2. In order to successfully curtail the pandemic, a whole health systems approach is sorely required. This is missing in the current approach where provision of healthcare is seen in a segmented manner. There is a dire need to bring public, private, charitable, medical colleges, corporation facilities under a single umbrella with transparent and well-functioning referral and reporting mechanisms. The government could use the COVID-19 situation as a good opportunity to improve the reporting and assisted referral mechanisms from the various public as well private facilities so that the patients are not distressed going from one hospital to another.

3. The treatment given to COVID-19 patients must be in strict adherence to Standard Treatment Guidelines which should be issued by an appropriate government agency. 

4. The government needs to ensure that a transparent oversight mechanism is set and enforced to ensure that differential quality of treatment is not provided to patients referred by the government, those paying fixed rates out of pocket, and those paying full rates through their private insurance. 
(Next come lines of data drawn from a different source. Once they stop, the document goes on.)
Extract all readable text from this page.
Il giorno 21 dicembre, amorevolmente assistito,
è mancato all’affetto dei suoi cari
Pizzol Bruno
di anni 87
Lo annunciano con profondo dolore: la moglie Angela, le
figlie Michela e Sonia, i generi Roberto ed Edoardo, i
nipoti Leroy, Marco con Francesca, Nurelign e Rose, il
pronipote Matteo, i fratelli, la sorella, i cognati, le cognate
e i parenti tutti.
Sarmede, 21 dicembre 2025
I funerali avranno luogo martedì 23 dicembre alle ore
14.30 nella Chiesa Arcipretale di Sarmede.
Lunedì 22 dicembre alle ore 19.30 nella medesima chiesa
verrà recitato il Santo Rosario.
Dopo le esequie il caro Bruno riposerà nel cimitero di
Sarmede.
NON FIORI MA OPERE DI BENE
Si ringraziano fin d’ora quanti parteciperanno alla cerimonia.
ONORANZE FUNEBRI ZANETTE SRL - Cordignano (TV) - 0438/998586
5. A nodal officer has to be appointed for monitoring functioning of private hospitals and addressing grievances. The contact details of the officer must be made publicly available. Strict action must be taken against hospitals found to be violating the fixed rates, providing differential quality of care, violations standard treatment guidelines, or denying anyone care. 

6. The fixed rates for private patients mentioned in point 2(b) of the Notification dated 23 June 2020 should be extended to patients covered by private insurance. 

7. Co-morbidities should be included as part of the package for private patients of COVID-19, especially for those requiring ICU and ventilator support. The rationale for the treatment should be documented in detail. 

8. Many seriously affected patients often require lengthy admissions of several weeks combined with critical interventions like oxygen and ventilator support. Even at the prescribed rates for private patients, the cumulative cost over several days could make treatment unaffordable for many families. Moreover, many patients would require access to experimental treatments that can be highly priced. The government has not catered for measures to protect them from financial adversity. 

9. Just stating percentages of beds is not sufficient. Private hospitals need to mention the exact number of beds allocated, in each category - general ward, DHU, ICU without ventilator, ICU with ventilator, within each private hospital to be made available and regularly updated. This must be reported on a daily basis and made publicly available for the general public to identify the bed availability. 

10. The government needs to urgently take control of the situation and invoke its powers to bring part or all of select private hospitals, facilities and services under common public health command, at its own terms and conditions, and delegate tasks to them. In this respect we welcome the Circular issued on June 23, 2020, directing certain corporate/charitable hospitals to each ready one of their branches for converting into a dedicated COVID hospital. The government must requisition further capacity in private hospitals, particularly of critical care facilities, as the need arises. 

11. Payments to private hospitals for patients referred by the government should be made within a stipulated and reasonable timeframe (e.g., two weeks) in order to ensure the full cooperation of the private sector. There have been extensive complaints from private hospitals about pending payments under various government schemes. During a national health emergency, the government needs to ensure provision of healthcare services without any disruption. Therefore, in order to ensure cooperation and viability of service provision through the private hospitals, the government must ensure that reimbursements for COVID-19 treatment are done regularly within a stipulated time frame. It may be advisable for the government to also clear the backlog of previous pending payments to hospitals.